Treatment of nuclear non -proliferation continues
Three days after the commemoration of the 80 years from the nuclear horror of Hiroshima, the city of Nagasaki recalls the similar fate, following the second atomic bomb released on August 9, 1945 by the United States; A catastrophe that cost the life of over 70 thousand people, mainly civilians, effectively decreeing the end of the Second World War with the unconditional surrender of Japan six days later. A minute of silence was observed at 11:02 am local hours (4:02 in Italy) inside the Peace Park, in the city located southwest of the archipelago.
The commemorative event was attended by 94 countries and regions, after last year’s controversies for the choice of the municipality not to invite Israel due to the conflict in the Gaza strip, pushing the ambassadors of the United States and other members of the group of seven to snub the ceremony.

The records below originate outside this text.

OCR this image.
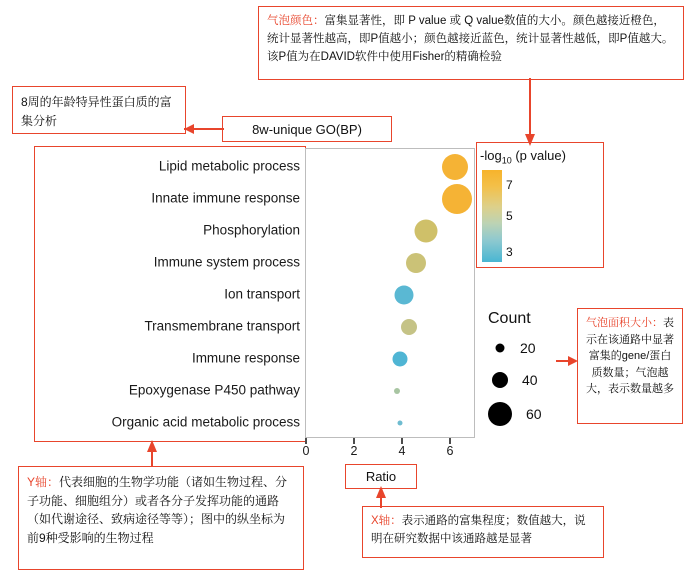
气泡颜色：富集显著性，即 P value 或 Q value数值的大小。颜色越接近橙色，统计显著性越高，即P值越小；颜色越接近蓝色，统计显著性越低，即P值越大。该P值为在DAVID软件中使用Fisher的精确检验
8周的年龄特异性蛋白质的富集分析
8w-unique GO(BP)
Lipid metabolic process
Innate immune response
Phosphorylation
Immune system process
Ion transport
Transmembrane transport
Immune response
Epoxygenase P450 pathway
Organic acid metabolic process
0	2	4	6
Ratio
$-\log_{10}$ (p value)
7
5
3
Count
20
40
60
气泡面积大小：表示在该通路中显著富集的gene/蛋白质数量；气泡越大，表示数量越多
Y轴：代表细胞的生物学功能（诸如生物过程、分子功能、细胞组分）或者各分子发挥功能的通路（如代谢途径、致病途径等等）；图中的纵坐标为前9种受影响的生物过程
X轴：表示通路的富集程度；数值越大，说明在研究数据中该通路越是显著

In the declaration of peace read during the commemorative ceremony, the mayor Shiro Suzuki invited world leaders to outline a specific action plan for the abolition of nuclear weapons, underlining how the Japanese organization of survivors of the atomic bomb, ‘Nihon Hidankyo’, awarded the Nobel Peace Prize last year, has highlighted “the ability of a greater collaboration of civil society”. In his speech the Japanese Prime Minister Shigeru Ishiba instead promised to maintain the ten -year commitment of Japan not to possess, produce or allow the use of nuclear weapons. The Tokyo government “will constantly work to guide the global efforts aimed at creating a world without nuclear wars and a world without atomic weapons”, said Ishiba, without however referring to the United Nations Treaty on the ban on nuclear weapons that entered into force in 2021, despite the renewed requests from Hiroshima and Nagasaki so that Japan adheres to you. Of the same opinion, the declaration of the Undersecretary General of the United Nations and a high representative for foreign affairs, Izumi Nakamitsu, in his declaration read on the occasion: “We must renew our commitment to the disarmament tools that have proven their effectiveness: dialogue, diplomacy, strengthening of trust, transparency, control and reduction of armaments”. Based on the latest government estimates, the overall number of officially recognized survivors of the two nuclear attacks, known as ‘hibakusha’, was 99,130 in March of this year, going down for the first time below 100 thousand, with an average age of just over 86 years old.